Вооот таак поучал восстанавливаемых Рихоберто Даниэль Жустинио Рексач, а на дворе шел снег... Ты когда-нибудь играла на гитаре в толстых шерстяных перчатках, Кармен? Ох, наверное, нет. Ты мне представляешься дщерью августа, какая-то вся коричневато-бронзовая от солнца, с полуобнаженной грудью, босоногая, словно давильщик винограда, моя дорогая злючка, льстивая, лицемерная Кармен. Было, было в тебе что-то, негодница, за что в тебя так без памяти влюблялись: было, говорю, ведь говорю же, — но только в глазах. Игривая, непоседливая, лукавая, как ты только могла, скажи мне на милость, плясать у костра в тот самый вечер, когда из-за тебя пырнули ножом в чисто вымытую шею того полковника, а? Выходит, пока он, то есть полковник, высоко взнесенный, чиновноорденоносный, валялся на земле, как какой-нибудь простой, рядовой солдат, ты, вероломная и бесшабашная, выплясывала себе как ни в чем не бывало, будто ничего особенного и не произошло.
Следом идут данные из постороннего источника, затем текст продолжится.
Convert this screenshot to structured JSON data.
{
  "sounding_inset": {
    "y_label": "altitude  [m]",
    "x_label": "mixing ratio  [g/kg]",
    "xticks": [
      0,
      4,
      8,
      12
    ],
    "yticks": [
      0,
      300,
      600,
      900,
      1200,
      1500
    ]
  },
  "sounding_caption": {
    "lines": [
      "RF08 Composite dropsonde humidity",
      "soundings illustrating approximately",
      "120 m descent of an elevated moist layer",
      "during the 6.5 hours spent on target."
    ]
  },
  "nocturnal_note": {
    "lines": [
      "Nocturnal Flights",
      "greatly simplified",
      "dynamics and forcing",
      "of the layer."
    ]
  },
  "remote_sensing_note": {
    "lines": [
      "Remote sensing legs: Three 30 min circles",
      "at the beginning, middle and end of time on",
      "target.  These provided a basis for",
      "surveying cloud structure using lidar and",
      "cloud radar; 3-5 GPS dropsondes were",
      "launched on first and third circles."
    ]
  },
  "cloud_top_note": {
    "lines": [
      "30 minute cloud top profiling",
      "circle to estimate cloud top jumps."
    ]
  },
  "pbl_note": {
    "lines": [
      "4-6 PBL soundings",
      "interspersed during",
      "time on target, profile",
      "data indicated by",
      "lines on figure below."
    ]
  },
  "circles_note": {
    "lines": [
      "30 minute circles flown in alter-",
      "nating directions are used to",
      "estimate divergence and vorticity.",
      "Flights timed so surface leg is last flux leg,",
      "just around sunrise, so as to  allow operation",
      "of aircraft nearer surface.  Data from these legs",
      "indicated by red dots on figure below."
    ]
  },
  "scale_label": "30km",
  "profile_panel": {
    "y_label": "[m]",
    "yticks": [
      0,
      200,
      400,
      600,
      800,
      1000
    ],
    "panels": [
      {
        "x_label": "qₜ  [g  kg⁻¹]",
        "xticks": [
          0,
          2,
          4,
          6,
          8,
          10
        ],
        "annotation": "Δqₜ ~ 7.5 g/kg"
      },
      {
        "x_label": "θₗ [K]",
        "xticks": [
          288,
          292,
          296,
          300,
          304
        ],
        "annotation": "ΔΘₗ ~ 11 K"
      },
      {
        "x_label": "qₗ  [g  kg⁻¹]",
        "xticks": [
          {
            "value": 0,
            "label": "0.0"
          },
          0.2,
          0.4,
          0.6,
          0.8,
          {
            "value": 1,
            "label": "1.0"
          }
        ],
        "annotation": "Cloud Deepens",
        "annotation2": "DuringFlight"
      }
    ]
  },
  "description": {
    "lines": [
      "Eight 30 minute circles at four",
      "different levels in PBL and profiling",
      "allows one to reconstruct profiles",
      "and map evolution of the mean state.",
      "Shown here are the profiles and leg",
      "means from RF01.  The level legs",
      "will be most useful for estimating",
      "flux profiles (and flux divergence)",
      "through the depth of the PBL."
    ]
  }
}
Да как выплясывала!.. Что-то было в этих твоих дьявольских глазах, нет, не что-то, а — подойдите-ка поближе, я шепну вам на ушко — св... поняли?.. сво... опять не поняли?.. своб... все еще не поняли?.. Свобода стояла в огромных глазах Кармен, товарищи! Та самая свобода, андалусцы и вей вообще, братья, которую называют распущенностью и своевольством, да что, впрочем, я говорю — своевольством, ведь всякая свобода всегда, позволите ли заметить, своевольство, так что и та свобода, что была в Кармен, тоже все-таки хороша... Ты не знала никаких границ, не признавала никакой узды, Кармен. Свобода стояла у тебя в глазах и никогда не сочилась оттуда капля за каплей; я говорю, что для тебя не существовало границ, так разве же стала бы ты по собственной воле играть в толстых шерстяных перчатках на той, пробитой пулей, гитаре? О нет, не стала бы! Довольно было тебе коснуться мизинцем одной струны, как ты невольно задела бы и другую, наморщила бы свой чистый, коварно выточенный, достойный пули лоб — ой, что же это вырвалось у меня, ведь я люблю тебя,

Кармен! — после еще одной попытки дернула бы в сердцах головой, так что одна серьга подскочила бы кверху, а под конец сорвала бы ко всем чертям эту дурацкую перчатку и зашвырнула бы ее в кусты, где не раз пряталась сама от трезвых пограничников, после чего смог­ла бы спокойно играть; но что мог поделать этот жалкий паренек, Бесаме Каро, которому не удавалось уже расшевелить своими огру­бевшими пальцами и богатырским дыханием уснувшего в бледной флейте волшебника. Кому дано ковать кувалдой воздух, кроме Лун­ного юноши?.. Но Бесаме принадлежал не Луне, а дяде Пташечке и был ратником тайной подводной перепалки — ватерлоо — в неочи­щенной, мутной воде тогдашней Алькараски... Человек-булыжник Рексач размещал восстанавливаемых на малом участке бассейна и начинал свои поучения:

— А ну-ка, Джанкарло, повернись к Бесаме спиной и, держась над поверхностью воды с самым невинным видом, посильнее отведи ногу назад и так, чтоб сверху ничего не было заметно, пошире замах­нись ею, та-ак, замахнулся, да? А ты, Бесаме, дружок, схвати его за ногу и изо всей силы ущипни, так, чтоб у него все нутро переверну­лось, а когда он взвизгнет, изобрази на своем лице полное недоуме­ние и оглядись вокруг с растерянной улыбкой... не так, погляди на ме­ня, Каро, а вот та-ак... Еще побольше удивления... Вот та-ак, хор-рошо, мол-лодеец. Передохните.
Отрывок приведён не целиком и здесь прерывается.